- Genre: Drama
- Written by: Asit Kumarr Modi
- Screenplay by: Harsha Jagdish Swati Pandey Garima Goyal
- Directed by: Harshad Joshi
- Starring: See below
- Theme music composer: Paresh Shah
- Country of origin: India
- Original language: Hindi
- No. of seasons: 1
- No. of episodes: 215

Production
- Producers: Neela Asit Modi; Asit Kumarr Modi;
- Production location: Mumbai
- Editors: Santosh Singh & K. Rajgopalan
- Camera setup: Multi-camera
- Running time: Approx. 24 minutes
- Production company: Neela Tele Films Private Limited

Original release
- Network: Sony Entertainment Television
- Release: 29 November 2010 – 29 September 2011

= Krishnaben Khakhrawala =

Krishnaben Khakhrawala is an Indian television series that premiered on Sony TV on 29 November 2010. The series is produced by Neela Tele Films.

The show ended on 29 September 2011, reportedly due to low ratings.

==Plot==

Krishnaben Khakhrawala's story is based on the Khakhra of Krishnaben. People like and love Krishnaben more than her Khakhras. She is about 45 years old, and is an icon for the common man. Her energy, hard work and her image of an ideal mother is recognized by people in this region. She is a sensitive business woman also.

Life of Krishnaben has been a mixed bag of joy and pain but Krishnaben has taken everything in her stride to become what she is today. Krishnaben's husband, Ravi died within 12 years of their marriage. Krishnaben took responsibility of her 3 sons-10 years old Ilesh, 9 years old Nilay, 7 years old twins Uday and a daughter – Divya very carefully. Krishnaben raised the children and faced life with a lively and undying spirit. She is also a loving, caring and religious woman. She has principle, positive thinking and a strong will.

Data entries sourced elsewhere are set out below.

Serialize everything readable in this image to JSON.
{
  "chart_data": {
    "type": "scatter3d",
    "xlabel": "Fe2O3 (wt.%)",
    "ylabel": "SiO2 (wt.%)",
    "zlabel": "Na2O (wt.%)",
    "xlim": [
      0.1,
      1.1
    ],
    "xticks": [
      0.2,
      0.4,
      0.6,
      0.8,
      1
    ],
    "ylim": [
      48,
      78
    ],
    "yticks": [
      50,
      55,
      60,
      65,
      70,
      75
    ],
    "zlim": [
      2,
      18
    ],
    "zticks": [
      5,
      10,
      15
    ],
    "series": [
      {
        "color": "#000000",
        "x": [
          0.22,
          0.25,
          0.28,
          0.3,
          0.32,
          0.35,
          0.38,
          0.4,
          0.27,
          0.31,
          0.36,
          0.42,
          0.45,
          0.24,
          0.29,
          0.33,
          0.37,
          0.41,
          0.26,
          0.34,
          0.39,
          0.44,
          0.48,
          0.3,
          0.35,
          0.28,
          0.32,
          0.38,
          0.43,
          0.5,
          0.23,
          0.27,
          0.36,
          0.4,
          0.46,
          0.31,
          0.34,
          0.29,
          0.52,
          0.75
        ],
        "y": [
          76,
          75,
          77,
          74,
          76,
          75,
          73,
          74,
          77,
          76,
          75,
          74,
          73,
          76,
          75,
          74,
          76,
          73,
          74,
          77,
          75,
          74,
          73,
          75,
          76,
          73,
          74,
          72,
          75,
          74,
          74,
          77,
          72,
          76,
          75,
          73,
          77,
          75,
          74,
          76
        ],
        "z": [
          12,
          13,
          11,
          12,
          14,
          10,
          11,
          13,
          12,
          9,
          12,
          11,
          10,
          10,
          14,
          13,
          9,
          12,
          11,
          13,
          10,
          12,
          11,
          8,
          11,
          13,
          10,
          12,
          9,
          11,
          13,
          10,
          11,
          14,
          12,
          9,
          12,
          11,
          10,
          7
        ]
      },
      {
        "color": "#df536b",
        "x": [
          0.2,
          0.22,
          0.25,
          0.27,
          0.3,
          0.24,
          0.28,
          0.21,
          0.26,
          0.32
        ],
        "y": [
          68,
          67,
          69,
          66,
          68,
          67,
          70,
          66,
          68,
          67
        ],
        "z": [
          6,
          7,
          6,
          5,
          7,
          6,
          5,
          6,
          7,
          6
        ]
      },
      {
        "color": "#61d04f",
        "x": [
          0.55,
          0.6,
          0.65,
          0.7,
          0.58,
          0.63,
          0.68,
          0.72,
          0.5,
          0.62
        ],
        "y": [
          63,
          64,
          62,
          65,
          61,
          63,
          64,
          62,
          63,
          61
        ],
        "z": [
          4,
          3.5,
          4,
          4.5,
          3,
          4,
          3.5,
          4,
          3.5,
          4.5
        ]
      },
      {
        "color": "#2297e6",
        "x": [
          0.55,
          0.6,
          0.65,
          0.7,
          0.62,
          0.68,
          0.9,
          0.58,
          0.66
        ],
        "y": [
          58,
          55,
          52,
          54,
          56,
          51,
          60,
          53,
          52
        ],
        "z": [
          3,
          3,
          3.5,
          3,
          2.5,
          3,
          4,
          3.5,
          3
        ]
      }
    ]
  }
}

Even though Krishnaben is a widow, she dresses up well for her children's sake. The story of Krishnaben Khakhrawala on Sony TV begins at a point when, the children want their mother to stop working hard by selling snacks and live peacefully and relax with them. Krishnaben also respects her children's demand. She had sacrificed her life, working hard day and night for her children in this serial. She had taught them good values.

==Cast==

===Main===
- Indira Krishnan as Krishna Ravi Patel a.k.a. Krishnaben Khakrawala - Ilesh, Nilay, Uday and Divya's mother, Bhoomi 's mother in law. Ravi's widow. She is a hardworking woman by making khakras and businesswoman; Her husband died within 12 years of their marriage and she raised her children and faced life with a lively and undying spirit; She is a loving, caring and religious woman and a homemaker; Her shop is near her home in the Ambawadi chawl. (2010–2011)
- Rajesh Shringarpure as Ravi Patel :Krishna's late Husband; Ilesh, Nilay, Uday and Divya's Father
- Nehalaxmi Iyer as Divya Ravi Patel :Krishna and Ravi's daughter; Elesh, Nilay, Uday's sister; Bhoomi's sister-in-law.(2010–2011)
- Mehul Vyas as Uday Ravi Patel- Elesh, Nilay, Divya's brother; Krishna and Ravi's youngest son.
- Dhruvraj Sharma as Nilay Ravi Patel: Krishna and Ravi's son, Elesh, Uday and Divya's brother
- Sohan Master as Ilesh Ravi Patel- Krishna and Ravi's elder son; Nilay, Uday and Divya's elder brother; Bhoomi's husband.

===Recurring===
- Shilpa Raizada as Basanti
- Sonia Kapoor as Mitali Kapoor
- Rita Bhaduri as Santu Baa She is a rich woman and likes show off her wealth and She wanted to stay Bhoomi and Elesh in a flat not in a chawl; she had fights with Krishnaben. She is from Surat; Bhoomi's grandmother.(2011)
- Massheuddin Qureshi as Bhumi's father
- Jyoti Patel as Lakshmi
- Simran Khanna as Bhoomi Elesh Patel - Elesh's wife; Krishnaben's daughter in law
- Vinayak Ketkar as Saraswati's husband
- Mehul Nisar
- Mansi Jain as Nikita: Divya's bully.